Methods: This study describes tobacco use in patients with relapsing-remitting MS and associated symptoms and symptom co-occurrences. In this cross-sectional study, 101 participants with an average age of 43 years completed a survey adapted from the Behavioral Risk Factor Surveillance System and the revised MS-Related Symptom Checklist. Data reduction was performed using factor analysis on the 43 items of the checklist, and linear regression was used to detect associations between symptom clusters (factors) and smoking.
Results: Using the factor analysis result, the linear regression analysis found that tobacco use is positively associated with co-occurring symptoms and symptoms of factor 1: Mental/Emotional (anxiety, loneliness, depression, and difficulty sleeping) and factor 4: Neuro/Autonomic (urinary).
Conclusions: Smoking is associated with patterns of symptoms. The study of MS and tobacco use over time will allow determination of the temporal pattern of tobacco use and MS symptoms.
Multiple sclerosis (MS), an autoimmune, neurodegenerative disease, afflicts more than 1 per 1000 people in the United States.1 2 MS damages the myelin sheath and axons, resulting in impaired transmission of action potentials.3 Relapsing-remitting MS (RRMS) is characterized by relapses or exacerbations followed by complete or incomplete remissions. Most patients with RRMS will eventually enter a progressive phase known as secondary progressive MS. Approximately 20% of patients with MS have primary progressive MS, a type of MS in which the symptoms continuously worsen from the time of onset without relapses. The disease is associated with chronic, debilitating signs and symptoms that often adversely affect the individual's most productive years and everyday life.3–5 Despite experiencing multiple symptoms, many patients with MS engage in unhealthy behaviors, such as smoking, at rates similar to those of the general population.6
Associations among smoking, the risk of developing MS, and disease progression have been reported.7–9 In a large Norwegian general population sample of more than 22,000 people, the risk of developing MS was significantly higher in those who had ever smoked versus those who had never smoked.7 Smoking also contributes to increased fracture risk and increased disease activity. Finally, smoking in those with MS is associated with delay in diagnosis, increased progression,9 and lower quality of life.

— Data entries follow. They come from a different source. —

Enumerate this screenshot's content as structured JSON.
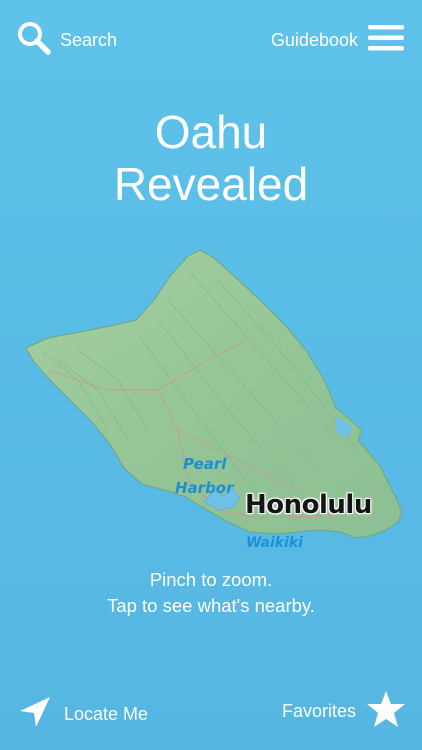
{
  "toolbar": {
    "search_label": "Search",
    "guidebook_label": "Guidebook"
  },
  "title": {
    "line1": "Oahu",
    "line2": "Revealed"
  },
  "map": {
    "labels": {
      "pearl": "Pearl",
      "harbor": "Harbor",
      "honolulu": "Honolulu",
      "waikiki": "Waikiki"
    }
  },
  "hint": {
    "line1": "Pinch to zoom.",
    "line2": "Tap to see what's nearby."
  },
  "bottom": {
    "locate_label": "Locate Me",
    "favorites_label": "Favorites"
  },
  "colors": {
    "background": "#5ec2ea",
    "land": "#9ac99b",
    "place_label": "#1f8fd4",
    "text": "#ffffff"
  }
}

A longitudinal study showed that tobacco use in patients with MS results in worsening of vision, urinary problems,6 depression, and anxiety and that these effects are similar to effects in the general population. Specifically, heavy smokers were found to have a higher incidence of visual defects than nonsmokers.9 In addition, tobacco may modulate neuroendocrine responses to stressors and inflammatory processes leading to demyelination.10 Nicotine is a central nervous system and cardiovascular stimulant. However, patients with MS who use tobacco have a higher rate of disability as determined by the Expanded Disability Status Scale (EDSS)10 11 and lower quality of life12 13 than those who do not smoke. Similarly, in a nationally representative sample of veterans with MS, Turner and colleagues14 found that poorer self-reported mental health was associated with a greater likelihood of current tobacco use. This is consistent with the literature suggesting that depression may be both a risk factor for and a consequence of smoking.15 Tobacco use may function as a type of self-medication for psychiatric symptoms, such as depression and anxiety.14–16
These studies have limitations. Most studies did not address well-defined single symptoms (eg, psychological symptoms [depression]) or investigated only one symptom at a time rather than groups of symptoms regarding tobacco use. No studies have examined tobacco use co-occurrences (never, current, ever, and regular smoker) and symptom co-occurrences (several symptoms that occur together) in patients with RRMS.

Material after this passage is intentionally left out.